C’est presque devenu un classique de l’alternance : l’opposition arrive au pouvoir avec un grand sac de promesses, et découvre – surprise ! Horreur ! – que l’état dramatique des finances publiques – le déficit, la dette – rend impossible la réalisation des promesses et nécessaire le renforcement de l’austérité.
La grande victoire de Macron avec la dissolution – son but principal peut-être – est d’avoir installé le narratif selon lequel le « nouveau » gouvernement (la même majorité + ce qui reste des LR après la scission Ciotti) découvrait – horreur ! Surprise ! – l’état dramatique des finances publiques rendant inéluctable des mesures d’austérité brutales.
Il a fallu la chute d’un premier gouvernement pour que le second obtienne, grâce à l’abstention du Rassemblement national et du Parti socialiste, l’adoption d’un budget d’austérité renforcée. Lequel gouvernement vient de tomber en amont du débat sur un budget 2026 d’austérité doublement renforcée. Mais, même si des compromis se faisaient quant au redoublement austéritaire pour 2026, il est probable que le saut austéritaire de 2025 et ses effets sur les services publics et la protection sociale resteraient « acquis ».
Autre victoire liée à la dissolution, l’alliance avec Les Républicains, qui semblait impossible avant. Macron a réalisé l’union de la droite – mais une droite qui rassemblée ne représente plus que le tiers de l’électorat.
À ce titre, il a obligé son camp à composer avec l’extrême-droite pour éviter la censure du gouvernement. Composition fragile, sans cesse remise en question, mais l’habitude est prise. Si Macron est partisan de la convergence des droites et des extrêmes-droites, comme Sarkozy dont il est proche, comme cela se passe un peu partout dans l’Union européenne, là encore la dissolution – dont le résultat annoncé était plutôt une cohabitation avec l’extrême-droite – lui a permis d’avancer.
Enfin, si la dissolution a eu pour effet immédiat une réconciliation de la gauche, un an plus tard la rupture semble consommée. Dans une configuration où il est généralement nécessaire de s’allier en amont du premier tour pour être présent au second, le Parti socialiste a rompu à gauche, sans que la ligne de fracture soit encore claire, sans avoir noué à droite une alliance qui supposerait, telles que les choses peuvent parfois énoncées, une recomposition du camp présidentiel qui tarde à advenir. Et à défaut d’avoir encore élargi son camp vers la gauche, Macron a du moins affaibli son principal adversaire, qui reste la gauche elle-même.
Si la dissolution a permis à Macron d’avancer sur certains objectifs, les obstacles à la continuation de sa politique n’en sont pas moins importants.
Si ses gouvernements ont utilisé tous les moyens offerts par la constitution pour imposer leur politique sans disposer de majorité, ils continuent néanmoins à se heurter au fait que le soutien à ces politiques dans la population est minoritaire et que cela se traduit dans la composition de l’Assemblée. Pour continuer dans la voie qu’il a choisie, une évolution des institutions dans un sens plus autoritaire est donc nécessaire. Mais, malgré l’emploi de postures et de vocabulaire guerrier, qu’il s’agisse du Covid ou de l’Ukraine, le choc n’est pas encore advenu qui rende acceptable, voire inéluctable aux yeux de l’opinion publique, un remaniement autoritaire des institutions.

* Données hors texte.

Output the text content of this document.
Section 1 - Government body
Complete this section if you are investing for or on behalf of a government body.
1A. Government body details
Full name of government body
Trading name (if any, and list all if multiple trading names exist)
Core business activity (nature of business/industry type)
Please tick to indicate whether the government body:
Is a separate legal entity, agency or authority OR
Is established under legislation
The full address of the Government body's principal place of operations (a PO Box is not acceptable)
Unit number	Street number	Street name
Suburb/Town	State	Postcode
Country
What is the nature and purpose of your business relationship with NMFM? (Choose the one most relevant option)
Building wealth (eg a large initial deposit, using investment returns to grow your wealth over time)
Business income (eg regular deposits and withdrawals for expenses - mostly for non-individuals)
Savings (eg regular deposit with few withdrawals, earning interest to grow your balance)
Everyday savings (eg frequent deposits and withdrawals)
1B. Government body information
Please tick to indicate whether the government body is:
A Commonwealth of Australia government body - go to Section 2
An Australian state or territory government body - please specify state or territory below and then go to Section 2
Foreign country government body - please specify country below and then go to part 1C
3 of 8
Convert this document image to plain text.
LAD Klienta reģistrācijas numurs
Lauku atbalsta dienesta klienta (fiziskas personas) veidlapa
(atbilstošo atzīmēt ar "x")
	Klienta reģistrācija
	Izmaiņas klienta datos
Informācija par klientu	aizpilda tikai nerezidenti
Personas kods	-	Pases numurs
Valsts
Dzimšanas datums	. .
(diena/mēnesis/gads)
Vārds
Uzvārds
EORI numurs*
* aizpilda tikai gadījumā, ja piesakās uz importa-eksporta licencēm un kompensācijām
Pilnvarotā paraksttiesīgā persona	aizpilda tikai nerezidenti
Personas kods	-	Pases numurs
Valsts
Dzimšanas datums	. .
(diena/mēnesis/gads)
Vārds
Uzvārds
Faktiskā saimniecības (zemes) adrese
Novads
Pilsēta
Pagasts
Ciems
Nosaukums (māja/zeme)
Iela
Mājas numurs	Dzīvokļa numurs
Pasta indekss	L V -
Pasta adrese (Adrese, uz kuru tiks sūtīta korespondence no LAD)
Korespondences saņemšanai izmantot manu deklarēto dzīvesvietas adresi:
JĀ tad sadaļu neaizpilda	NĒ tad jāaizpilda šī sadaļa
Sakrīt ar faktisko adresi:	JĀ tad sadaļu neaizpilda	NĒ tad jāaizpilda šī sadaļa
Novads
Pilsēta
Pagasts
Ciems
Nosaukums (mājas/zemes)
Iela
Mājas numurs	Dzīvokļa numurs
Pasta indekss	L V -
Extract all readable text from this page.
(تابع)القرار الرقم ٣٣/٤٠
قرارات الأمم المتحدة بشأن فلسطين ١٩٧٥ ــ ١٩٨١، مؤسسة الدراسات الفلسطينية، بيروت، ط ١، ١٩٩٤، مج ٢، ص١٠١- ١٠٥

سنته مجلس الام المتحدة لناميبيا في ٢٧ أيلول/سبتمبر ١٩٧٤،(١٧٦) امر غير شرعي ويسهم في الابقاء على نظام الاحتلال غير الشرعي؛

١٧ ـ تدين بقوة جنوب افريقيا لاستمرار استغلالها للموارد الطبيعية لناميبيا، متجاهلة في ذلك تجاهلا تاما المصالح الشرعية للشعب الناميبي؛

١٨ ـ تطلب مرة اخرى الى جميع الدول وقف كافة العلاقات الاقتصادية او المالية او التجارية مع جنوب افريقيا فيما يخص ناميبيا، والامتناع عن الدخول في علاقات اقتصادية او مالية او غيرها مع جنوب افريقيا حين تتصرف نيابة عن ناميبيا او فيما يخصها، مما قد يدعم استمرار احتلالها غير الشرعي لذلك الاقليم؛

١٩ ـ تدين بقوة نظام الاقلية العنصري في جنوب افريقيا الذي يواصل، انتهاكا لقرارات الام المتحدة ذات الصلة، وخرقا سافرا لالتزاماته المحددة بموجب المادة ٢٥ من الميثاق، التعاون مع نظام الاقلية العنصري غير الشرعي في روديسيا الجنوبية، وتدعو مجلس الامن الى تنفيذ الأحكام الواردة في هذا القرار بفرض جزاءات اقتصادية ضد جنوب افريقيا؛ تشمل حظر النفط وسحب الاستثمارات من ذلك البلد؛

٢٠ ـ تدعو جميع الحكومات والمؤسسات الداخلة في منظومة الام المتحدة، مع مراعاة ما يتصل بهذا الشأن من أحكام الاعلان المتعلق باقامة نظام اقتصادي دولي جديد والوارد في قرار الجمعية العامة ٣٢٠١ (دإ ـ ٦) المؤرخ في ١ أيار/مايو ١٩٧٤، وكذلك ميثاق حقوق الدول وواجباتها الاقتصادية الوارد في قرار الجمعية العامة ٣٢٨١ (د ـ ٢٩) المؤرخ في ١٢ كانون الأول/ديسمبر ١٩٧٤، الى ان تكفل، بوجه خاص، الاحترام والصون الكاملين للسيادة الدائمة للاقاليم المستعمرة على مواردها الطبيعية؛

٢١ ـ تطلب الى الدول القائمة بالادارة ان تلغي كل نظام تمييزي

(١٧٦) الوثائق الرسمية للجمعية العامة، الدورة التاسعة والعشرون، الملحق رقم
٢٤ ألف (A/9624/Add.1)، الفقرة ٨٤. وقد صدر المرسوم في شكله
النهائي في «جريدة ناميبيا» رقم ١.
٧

D’autre part, si Macron semble voir d’un bon œil une convergence avec l’extrême-droite, la réciproque ne semble pas vraie. Le Rassemblement national vise toujours à gouverner sinon seul, du moins en satellisant la partie la plus extrémisée de la droite dite « de gouvernement ». S’il peut favoriser les convergences, Macron n’est pas en situation de rassembler. Et il n’a pas grand-chose à offrir à une extrême-droite aux portes du pouvoir.